I skipped over a bunch of explanation, but I can elaborate if you need.

2. If your `b(x)` is some nonlinear function of `x`, it doesn't really matter much that on the left hand side you have `A*x`. The simplest way of expression the equation is `A*x - b(x)=0`, in other words `F(x) = 0`, the general nonlinear equation.

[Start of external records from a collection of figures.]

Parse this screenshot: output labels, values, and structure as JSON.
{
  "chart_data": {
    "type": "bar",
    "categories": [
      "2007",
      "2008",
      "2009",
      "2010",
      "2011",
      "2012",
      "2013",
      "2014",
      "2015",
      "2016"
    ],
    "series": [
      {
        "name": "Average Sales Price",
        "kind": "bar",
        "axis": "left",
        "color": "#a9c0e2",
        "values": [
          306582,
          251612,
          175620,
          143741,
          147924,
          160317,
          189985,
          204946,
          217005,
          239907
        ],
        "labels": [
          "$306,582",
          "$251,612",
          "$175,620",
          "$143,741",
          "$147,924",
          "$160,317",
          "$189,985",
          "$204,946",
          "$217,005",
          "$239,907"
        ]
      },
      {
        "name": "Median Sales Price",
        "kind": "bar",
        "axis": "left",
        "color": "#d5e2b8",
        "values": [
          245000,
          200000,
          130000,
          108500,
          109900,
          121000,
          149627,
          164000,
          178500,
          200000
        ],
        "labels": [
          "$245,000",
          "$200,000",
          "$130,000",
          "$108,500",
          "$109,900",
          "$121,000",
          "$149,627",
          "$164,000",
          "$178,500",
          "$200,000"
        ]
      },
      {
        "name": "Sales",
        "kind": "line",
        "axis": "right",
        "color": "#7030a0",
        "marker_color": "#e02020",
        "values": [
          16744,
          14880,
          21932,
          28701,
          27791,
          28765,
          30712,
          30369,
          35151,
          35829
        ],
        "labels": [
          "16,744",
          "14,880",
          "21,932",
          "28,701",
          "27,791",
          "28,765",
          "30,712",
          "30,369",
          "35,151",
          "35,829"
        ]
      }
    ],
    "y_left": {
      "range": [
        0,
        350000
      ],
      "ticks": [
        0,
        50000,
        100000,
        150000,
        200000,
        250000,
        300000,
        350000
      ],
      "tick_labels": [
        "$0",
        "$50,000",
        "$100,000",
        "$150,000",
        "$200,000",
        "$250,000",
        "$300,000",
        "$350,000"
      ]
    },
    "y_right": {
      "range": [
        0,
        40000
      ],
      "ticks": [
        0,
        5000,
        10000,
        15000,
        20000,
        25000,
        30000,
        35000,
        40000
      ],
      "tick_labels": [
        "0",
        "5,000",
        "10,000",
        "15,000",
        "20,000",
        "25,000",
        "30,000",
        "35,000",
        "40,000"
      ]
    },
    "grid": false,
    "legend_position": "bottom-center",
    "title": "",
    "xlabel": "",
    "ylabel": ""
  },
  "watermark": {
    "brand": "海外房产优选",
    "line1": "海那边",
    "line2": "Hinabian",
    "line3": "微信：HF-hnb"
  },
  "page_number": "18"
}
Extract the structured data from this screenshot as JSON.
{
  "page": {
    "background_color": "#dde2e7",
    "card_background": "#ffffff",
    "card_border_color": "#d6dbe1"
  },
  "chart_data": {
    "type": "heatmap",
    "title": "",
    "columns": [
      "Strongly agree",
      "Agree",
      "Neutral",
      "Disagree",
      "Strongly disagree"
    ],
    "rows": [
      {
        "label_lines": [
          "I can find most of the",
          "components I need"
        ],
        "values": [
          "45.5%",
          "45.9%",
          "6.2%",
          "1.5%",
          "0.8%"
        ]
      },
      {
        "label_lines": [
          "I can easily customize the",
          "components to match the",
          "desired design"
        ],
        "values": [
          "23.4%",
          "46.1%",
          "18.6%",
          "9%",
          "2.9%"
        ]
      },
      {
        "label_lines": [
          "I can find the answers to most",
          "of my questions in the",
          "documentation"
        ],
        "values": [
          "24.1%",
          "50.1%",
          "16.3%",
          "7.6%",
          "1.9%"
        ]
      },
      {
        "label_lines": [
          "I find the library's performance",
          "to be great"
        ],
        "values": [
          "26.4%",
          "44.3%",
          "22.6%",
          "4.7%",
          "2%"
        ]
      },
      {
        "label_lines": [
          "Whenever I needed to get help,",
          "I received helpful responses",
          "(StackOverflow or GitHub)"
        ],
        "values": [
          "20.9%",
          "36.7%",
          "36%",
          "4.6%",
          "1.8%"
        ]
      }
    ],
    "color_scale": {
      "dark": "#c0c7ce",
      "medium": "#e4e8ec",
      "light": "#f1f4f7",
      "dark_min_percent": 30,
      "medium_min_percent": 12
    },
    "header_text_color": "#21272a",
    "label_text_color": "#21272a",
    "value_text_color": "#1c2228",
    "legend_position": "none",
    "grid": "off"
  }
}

Before even trying to solve this, be aware of some of the nasty consequences:

• In general, you can't say anything about the distribution of solutions. Is there one at all? Impossible to say without a more detailed analysis. Perhaps there are a few, or infinitely many? With linear equation systems (`A*x = b`), all the info is in the matrix, but not so with nonlinear equations.

• Since the nonlinear solver cannot make assumptions about the structure of the solution landscape, no solver is guaranteed to converge. In fact, all non-esoteric solvers are only local, i.e., you provide an initial guess that's "close" to a solution, and the solver will converge that guess towards it. To guarantee convergence, you already have to have a good idea of the solution before you start. In practice, many people just take random guesses and let the local solver do a number steps, keeping their fingers crossed.

• Arguably, the most popular local solver is Newton's method; it's the only solver that achieves quadratic convergence (if you're already close to a solution). In each step, you need to solve a linear equation system with the Jacobian, namely `J*d = -F(x)`. That alone can be quite costly if you don't do it carefully.

Now that you know all that, you can play around with scipy optimize.